Freitag, 08. September 2023 - Management
Bettina Röttig

Vor dem Hintergrund des Klimawandels, neuer ESG-Gesetze sowie neuer regionaler Entscheidungen zur Dachbegrünungs- oder Solarpflicht: Welche Bedeutung hat der Faktor nachhaltiges und zirkuläres Bauen Ihrer Einschätzung nach, um als expandierendes Handels-Unternehmen rechtssicher und zukunftsfähig aufgestellt zu sein?
Klaus Wiens:
Grundsätzlich hat Nachhaltiges Bauen innerhalb der Rewe Group als Bestandteil unserer Nachhaltigkeits-Strategie seit mehr als zehn Jahren einen hohen Stellenwert. Wo immer es geht, legen wir bei Neubauten und Sanierungen Maßstäbe nachhaltigen Bauens an und tragen das Thema auch in die Branche. Die sich verschärfende Klimakrise und zusätzliche gesetzliche Anforderungen wie die EU-Taxonomieverordnung machen nachhaltiges Wirtschaften auf allen Ebenen notwendig.
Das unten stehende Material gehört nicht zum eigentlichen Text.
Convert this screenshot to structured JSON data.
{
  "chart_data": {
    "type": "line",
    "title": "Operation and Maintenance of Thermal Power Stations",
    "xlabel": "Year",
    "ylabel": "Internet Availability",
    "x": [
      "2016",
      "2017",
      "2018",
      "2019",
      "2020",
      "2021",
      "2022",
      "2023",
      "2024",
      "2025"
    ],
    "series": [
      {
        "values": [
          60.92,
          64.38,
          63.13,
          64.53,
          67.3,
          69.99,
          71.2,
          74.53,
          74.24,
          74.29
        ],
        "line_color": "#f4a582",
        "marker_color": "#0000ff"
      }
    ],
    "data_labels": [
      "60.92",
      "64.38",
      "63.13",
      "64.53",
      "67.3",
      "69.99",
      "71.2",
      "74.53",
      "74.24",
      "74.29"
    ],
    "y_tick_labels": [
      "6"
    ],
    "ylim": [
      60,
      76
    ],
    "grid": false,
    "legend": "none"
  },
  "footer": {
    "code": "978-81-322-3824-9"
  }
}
Wir sehen daher einen stärkeren Drang von Unternehmen, sich mit nachhaltigem Bauen zu beschäftigen und werden häufiger kontaktiert und gefragt, wie es geht. Ich bin davon überzeugt: Nachhaltiges Bauen wird die Norm werden, kein Extra.

Von welchem Zeitrahmen sprechen wir hier perspektivisch?
Das ist schwer vorherzusehen. Ich gehe aber davon aus, dass in zehn Jahren keiner mehr darüber nachdenken wird, ob er nachhaltig bauen soll oder nicht.

Wo liegen für die Rewe Group bereits greifbare Vorteile nachhaltigen Bauens und Sanierens?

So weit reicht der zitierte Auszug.